In many ways the news will be welcome, especially when it comes to trade finance: traditionally one of the most convoluted and burdensome pillars of modern finance, one which has been deeply in need of disruption.
As a result, the FT notes that the introduction of blockchain “is expected to shake up the centuries-old trade-finance industry, reducing the numerous documents and several days of processing needed for a single transaction to a paperless task that can be completed in hours.”
And, as Vivek Ramachandran, head of innovation and growth for commercial banking at HSBC, said, “the next stage is actually encouraging as many participants as possible to sign up to the utility” adding that banks, shipping companies, ports and customs operations would have to take up the same technology before it could gain widespread usage. “We don’t envisage the platform as anything other than a utility.”
Think of blockchain is to trade finance as DTCC was to old-school stock certificates (incidentally, blockchain is set to revolutionize DTC as well).
In trading hubs around the world, banks such as HSBC still operate trade-finance floors filled with stacks of paper documentation for trade. Blockchain transactions will greatly reduce these operations in the coming years, Mr Ramachandran said. HSBC took in $2.52bn in trade-finance revenue last year, making it one of the world’s largest banks in the industry.
In light of these numbers, it is understandable why HSBC wants to streamline its process even more, generating a far higher profit margin.
Some more details on the historic blockchain-mediated letter of credit:
The transaction for Cargill was for a shipment of soyabeans from Argentina to Malaysia last week.

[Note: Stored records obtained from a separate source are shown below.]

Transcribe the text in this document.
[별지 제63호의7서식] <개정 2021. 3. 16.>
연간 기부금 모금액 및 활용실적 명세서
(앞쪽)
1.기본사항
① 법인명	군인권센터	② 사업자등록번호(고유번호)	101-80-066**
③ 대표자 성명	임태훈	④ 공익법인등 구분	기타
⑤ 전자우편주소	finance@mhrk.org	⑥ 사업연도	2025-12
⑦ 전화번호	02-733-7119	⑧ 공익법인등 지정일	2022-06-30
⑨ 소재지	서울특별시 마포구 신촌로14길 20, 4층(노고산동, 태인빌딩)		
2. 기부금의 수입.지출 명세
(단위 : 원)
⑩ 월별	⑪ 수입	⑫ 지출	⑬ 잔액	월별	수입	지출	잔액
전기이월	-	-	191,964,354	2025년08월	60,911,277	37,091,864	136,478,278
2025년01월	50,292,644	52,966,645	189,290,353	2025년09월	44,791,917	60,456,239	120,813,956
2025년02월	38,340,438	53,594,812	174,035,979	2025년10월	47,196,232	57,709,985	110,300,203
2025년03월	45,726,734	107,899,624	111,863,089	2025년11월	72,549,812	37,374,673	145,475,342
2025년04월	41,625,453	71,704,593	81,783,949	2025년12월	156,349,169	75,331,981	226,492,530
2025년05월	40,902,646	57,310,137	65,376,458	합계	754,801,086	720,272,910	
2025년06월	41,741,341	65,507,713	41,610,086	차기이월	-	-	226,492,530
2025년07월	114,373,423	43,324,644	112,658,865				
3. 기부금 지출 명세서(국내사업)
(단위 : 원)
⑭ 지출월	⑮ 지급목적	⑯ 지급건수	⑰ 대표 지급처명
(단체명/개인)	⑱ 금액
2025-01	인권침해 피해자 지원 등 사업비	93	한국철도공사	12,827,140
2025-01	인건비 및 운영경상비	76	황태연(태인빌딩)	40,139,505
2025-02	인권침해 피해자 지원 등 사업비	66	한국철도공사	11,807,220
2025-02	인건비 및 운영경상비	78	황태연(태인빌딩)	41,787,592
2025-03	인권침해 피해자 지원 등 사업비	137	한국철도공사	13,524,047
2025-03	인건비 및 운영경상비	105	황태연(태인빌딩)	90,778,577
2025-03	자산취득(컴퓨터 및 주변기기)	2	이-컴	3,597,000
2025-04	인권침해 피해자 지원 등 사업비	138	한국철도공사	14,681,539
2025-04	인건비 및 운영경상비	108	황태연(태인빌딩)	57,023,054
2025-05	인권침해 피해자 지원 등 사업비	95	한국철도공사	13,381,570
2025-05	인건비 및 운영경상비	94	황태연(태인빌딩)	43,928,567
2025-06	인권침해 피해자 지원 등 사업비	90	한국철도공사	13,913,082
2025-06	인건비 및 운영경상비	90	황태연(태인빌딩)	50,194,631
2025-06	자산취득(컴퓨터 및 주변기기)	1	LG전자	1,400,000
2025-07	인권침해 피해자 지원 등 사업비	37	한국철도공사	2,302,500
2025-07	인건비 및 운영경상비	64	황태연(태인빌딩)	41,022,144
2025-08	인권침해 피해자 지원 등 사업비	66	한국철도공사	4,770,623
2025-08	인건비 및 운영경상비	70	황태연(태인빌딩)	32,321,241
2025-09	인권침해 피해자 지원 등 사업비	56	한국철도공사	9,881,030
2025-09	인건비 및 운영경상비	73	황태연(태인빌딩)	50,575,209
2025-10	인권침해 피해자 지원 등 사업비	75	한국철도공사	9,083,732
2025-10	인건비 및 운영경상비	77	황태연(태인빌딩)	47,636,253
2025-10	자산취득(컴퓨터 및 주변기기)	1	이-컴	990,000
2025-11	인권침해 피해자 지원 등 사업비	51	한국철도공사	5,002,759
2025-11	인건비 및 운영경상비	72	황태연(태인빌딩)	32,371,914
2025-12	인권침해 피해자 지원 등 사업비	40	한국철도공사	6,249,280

HSBC used the Corda blockchain platform, which was developed by technology consortium R3. Dutch bank ING, which has also adopted the technology, was a counterparty on the deal.
Unlike previous test transactions, the one for Cargill could be replicated if the same counterparties were involved, Ramachandran said, showing that the technology is ready for commercial use.
To be sure, HSBC was delighted with the outcome, and Ramachandran likened the advent of blockchain trade finance to the usage of standardized shipping containers, which were slowly but surely adopted by ships, ports, railways and trade companies over several decades to eventually become the primary mode for global shipping.
And now the race is on for the next standardization protocal, which unless something far better emerges in the coming months, will be blockchain:
In much the same respect, counterparties to trade finance — such as banks, ports and traders — must all adopt common platforms and standards for blockchain trade finance, something that Mr Ramachandran says will play out over the next five years.
To be sure, there will be bottlenecks, and widespread adoption of the technology will still face challenges as companies and banks attempt to make their pilot projects fit in with the bustling world of global trade, said Gadi Ruschin, chief executive at Wave, an Israel-based start-up developing bill-of-lading products using blockchain. Many of the products currently under development around the would fail, he predicted.
“The blockchain is only an enabling technology for different products and each product should be evaluated in many aspects before evaluating the chances for adoption — technology, regulations, cost of the service, security but the most important one is the product market fit,” Ruschin said.
As discussed most recently three months ago, trade finance – its massive $9 trillion industry size notwithstanding – is just one of numerous fields ripe for disruptions and improvement; ultimately the broad reach of blockchain will impact no less than $100 trillion worth of goods and services; in this context, the fact that the market cap of the entire crypto universe (at just over $400 billion at this moment) is less than half the market cap of Apple, may be one of the biggest arbitrage opportunities in history.